The Pareto Principle Productivity effect here is also profoundly sub-national: Could we say that Sweden and Denmark are "special" in productivity terms? Yes. But so are California, New York, and Massachusetts, then. The only "Red State" that really outperforms in productivity is Texas, and only because of its "Blue Cities." Conversely, you could strip almost the entirely of the Southeastern United States and the average national productivity would go up. Ditto with the Mediterranean and much of Eastern Europe in the EU. Hell, if you un-did German Unification the story in West Germany would look a lot more positive than Germany, overall! So maybe it's more useful to compare Standout Regions in the US an Europe to... everywhere else. Amsterdam has much more in common with New York City than New York has with Upstate New York.
One interesting difference here between North America and Europe, though, is that it's much easier for a Standout firm in a "Standout State" (say Amazon in Washington State) to scale nationally across the American (or even Canadian) states than it is for a Standout firm in Switzerland or Ireland to scale to Italy, Germany, Poland, et al. This is one of the hidden "cheat codes" that American firms have that no other country's firms have (outside of maybe China) access to a HUGE domestic market with totally consistent and frictionless hyper-scaling.

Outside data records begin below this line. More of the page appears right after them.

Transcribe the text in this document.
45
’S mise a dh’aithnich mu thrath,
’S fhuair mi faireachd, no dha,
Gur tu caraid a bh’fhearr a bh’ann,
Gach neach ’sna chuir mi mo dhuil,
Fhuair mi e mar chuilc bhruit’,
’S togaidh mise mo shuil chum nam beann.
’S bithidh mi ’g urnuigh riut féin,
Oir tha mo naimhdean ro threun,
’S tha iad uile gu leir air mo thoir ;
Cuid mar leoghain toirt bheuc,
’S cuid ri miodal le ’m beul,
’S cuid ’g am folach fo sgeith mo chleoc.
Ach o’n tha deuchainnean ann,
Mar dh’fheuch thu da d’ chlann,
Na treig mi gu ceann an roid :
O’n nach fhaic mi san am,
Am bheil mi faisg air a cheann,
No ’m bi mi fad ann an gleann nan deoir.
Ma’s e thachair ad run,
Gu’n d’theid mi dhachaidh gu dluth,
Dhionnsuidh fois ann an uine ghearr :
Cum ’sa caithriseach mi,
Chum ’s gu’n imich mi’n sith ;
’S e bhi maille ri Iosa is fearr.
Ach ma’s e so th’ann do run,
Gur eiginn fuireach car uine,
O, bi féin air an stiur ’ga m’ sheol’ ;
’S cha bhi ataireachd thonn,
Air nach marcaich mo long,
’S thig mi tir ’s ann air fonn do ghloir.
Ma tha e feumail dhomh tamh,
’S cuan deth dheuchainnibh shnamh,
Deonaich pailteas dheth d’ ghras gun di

What I would say that the MGI report clarifies is that you can't necessarily "create luck" to grow yourself the national champions that will become Standout firms that drive 70-80% of productivity growth, but you can be better than others (esp. Germany) at letting the laggards die off and be reconstituted. Germany's economy is less productive today largely because the Standouts and Laggards cancel each other out, productivity-wise. And that's for structural and political reasons. The German auto industry is still extremely profitable and globally competitive (more so than the American one, certainly), but it's also missing the boat on the next paradigm in transport (as are the Americans). The dilemmas of letting your stragglers die off are well-familiar to Americans over the last few years: Obama "saved" the American auto industry (which continues to underperform in innovation) and Trump is using his authority to protect the American coal and steel industries, even though they're a massive drag on overall productivity and competitiveness.

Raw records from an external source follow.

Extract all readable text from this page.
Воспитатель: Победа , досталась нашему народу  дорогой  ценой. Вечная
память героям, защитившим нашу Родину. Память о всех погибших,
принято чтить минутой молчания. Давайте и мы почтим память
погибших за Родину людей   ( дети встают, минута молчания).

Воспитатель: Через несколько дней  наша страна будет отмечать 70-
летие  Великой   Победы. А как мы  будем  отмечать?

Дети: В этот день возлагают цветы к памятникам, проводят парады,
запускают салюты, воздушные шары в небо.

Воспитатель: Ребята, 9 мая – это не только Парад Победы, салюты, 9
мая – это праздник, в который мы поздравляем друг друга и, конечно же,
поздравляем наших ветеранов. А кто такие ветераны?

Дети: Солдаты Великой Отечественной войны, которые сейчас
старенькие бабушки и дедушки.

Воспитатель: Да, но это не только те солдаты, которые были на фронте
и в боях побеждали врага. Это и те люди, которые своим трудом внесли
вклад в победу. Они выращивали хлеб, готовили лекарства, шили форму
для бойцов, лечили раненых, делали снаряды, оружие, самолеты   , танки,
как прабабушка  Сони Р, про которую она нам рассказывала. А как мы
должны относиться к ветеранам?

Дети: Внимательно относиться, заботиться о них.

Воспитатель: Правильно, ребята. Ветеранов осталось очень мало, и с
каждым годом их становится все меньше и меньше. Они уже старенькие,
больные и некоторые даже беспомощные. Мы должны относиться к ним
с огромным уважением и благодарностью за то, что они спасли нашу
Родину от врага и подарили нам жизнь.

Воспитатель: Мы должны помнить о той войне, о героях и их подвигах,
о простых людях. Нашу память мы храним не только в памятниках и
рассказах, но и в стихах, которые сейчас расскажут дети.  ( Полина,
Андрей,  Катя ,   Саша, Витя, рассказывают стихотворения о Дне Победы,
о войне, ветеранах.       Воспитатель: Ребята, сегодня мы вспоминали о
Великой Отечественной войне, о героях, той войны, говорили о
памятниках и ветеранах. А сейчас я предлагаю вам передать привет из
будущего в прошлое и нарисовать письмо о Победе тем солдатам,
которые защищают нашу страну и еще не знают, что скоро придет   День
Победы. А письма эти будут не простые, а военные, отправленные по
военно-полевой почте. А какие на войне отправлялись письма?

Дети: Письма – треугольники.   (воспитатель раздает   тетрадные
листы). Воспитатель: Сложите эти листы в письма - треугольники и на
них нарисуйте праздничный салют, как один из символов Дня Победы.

Perhaps of interest: The UK's Resolution Foundation think tank recently wrote a report on the productivity growth gap between the US and UK (with the singularly great title of "Yanked Away"), and one of the the main drivers of the gap that they pointed to was the much higher rates of new technology adoption in the US non-tech sector (eg professional, scientific, and technical services), along with the oil/gas boom and high-profile tech companies.

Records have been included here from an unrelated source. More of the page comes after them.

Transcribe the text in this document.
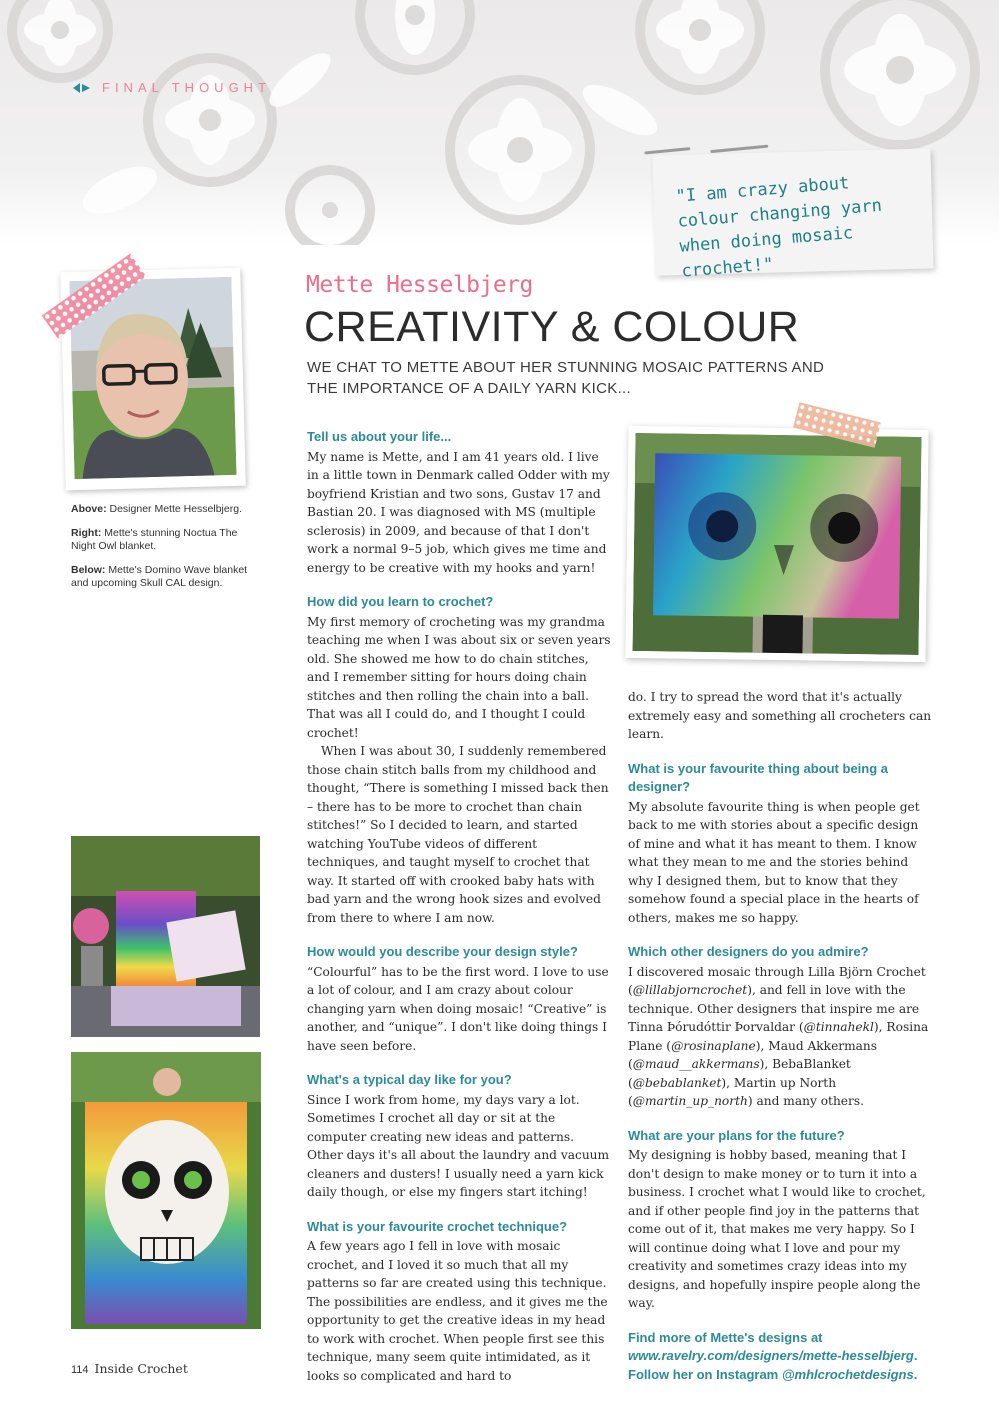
FINAL THOUGHT
"I am crazy about colour changing yarn when doing mosaic crochet!"

Above: Designer Mette Hesselbjerg.

Right: Mette's stunning Noctua The Night Owl blanket.

Below: Mette's Domino Wave blanket and upcoming Skull CAL design.

Mette Hesselbjerg
CREATIVITY & COLOUR
WE CHAT TO METTE ABOUT HER STUNNING MOSAIC PATTERNS AND THE IMPORTANCE OF A DAILY YARN KICK...
Tell us about your life...

My name is Mette, and I am 41 years old. I live in a little town in Denmark called Odder with my boyfriend Kristian and two sons, Gustav 17 and Bastian 20. I was diagnosed with MS (multiple sclerosis) in 2009, and because of that I don't work a normal 9–5 job, which gives me time and energy to be creative with my hooks and yarn!

How did you learn to crochet?

My first memory of crocheting was my grandma teaching me when I was about six or seven years old. She showed me how to do chain stitches, and I remember sitting for hours doing chain stitches and then rolling the chain into a ball. That was all I could do, and I thought I could crochet!

When I was about 30, I suddenly remembered those chain stitch balls from my childhood and thought, “There is something I missed back then – there has to be more to crochet than chain stitches!” So I decided to learn, and started watching YouTube videos of different techniques, and taught myself to crochet that way. It started off with crooked baby hats with bad yarn and the wrong hook sizes and evolved from there to where I am now.

How would you describe your design style?

“Colourful” has to be the first word. I love to use a lot of colour, and I am crazy about colour changing yarn when doing mosaic! “Creative” is another, and “unique”. I don't like doing things I have seen before.

What's a typical day like for you?

Since I work from home, my days vary a lot. Sometimes I crochet all day or sit at the computer creating new ideas and patterns. Other days it's all about the laundry and vacuum cleaners and dusters! I usually need a yarn kick daily though, or else my fingers start itching!

What is your favourite crochet technique?

A few years ago I fell in love with mosaic crochet, and I loved it so much that all my patterns so far are created using this technique. The possibilities are endless, and it gives me the opportunity to get the creative ideas in my head to work with crochet. When people first see this technique, many seem quite intimidated, as it looks so complicated and hard to

do. I try to spread the word that it's actually extremely easy and something all crocheters can learn.

What is your favourite thing about being a designer?

My absolute favourite thing is when people get back to me with stories about a specific design of mine and what it has meant to them. I know what they mean to me and the stories behind why I designed them, but to know that they somehow found a special place in the hearts of others, makes me so happy.

Which other designers do you admire?

I discovered mosaic through Lilla Björn Crochet (@lillabjorncrochet), and fell in love with the technique. Other designers that inspire me are Tinna Þórudóttir Þorvaldar (@tinnahekl), Rosina Plane (@rosinaplane), Maud Akkermans (@maud__akkermans), BebaBlanket (@bebablanket), Martin up North (@martin_up_north) and many others.

What are your plans for the future?

My designing is hobby based, meaning that I don't design to make money or to turn it into a business. I crochet what I would like to crochet, and if other people find joy in the patterns that come out of it, that makes me very happy. So I will continue doing what I love and pour my creativity and sometimes crazy ideas into my designs, and hopefully inspire people along the way.

Find more of Mette's designs at www.ravelry.com/designers/mette-hesselbjerg. Follow her on Instagram @mhlcrochetdesigns.
114 Inside Crochet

I'm glad you pointed to the labour market though: I agree that the loose labour market regulations of the US are probably one huge and underrated reason why its companies have grown so much faster. There's just much lower downside to taking a risk. PS I say that as someone who has been unemployed twice in the past two years (though ironically in the UK, where their unemployment insurance is much worse than the US) so very familiar with the downsides of a dynamic labour market! The UK has sort of a hybrid labour market system -- much lower costs to employers than a lot of Euro countries, but higher than the US. And at-will employment exists, but only for the first two years of one's employment.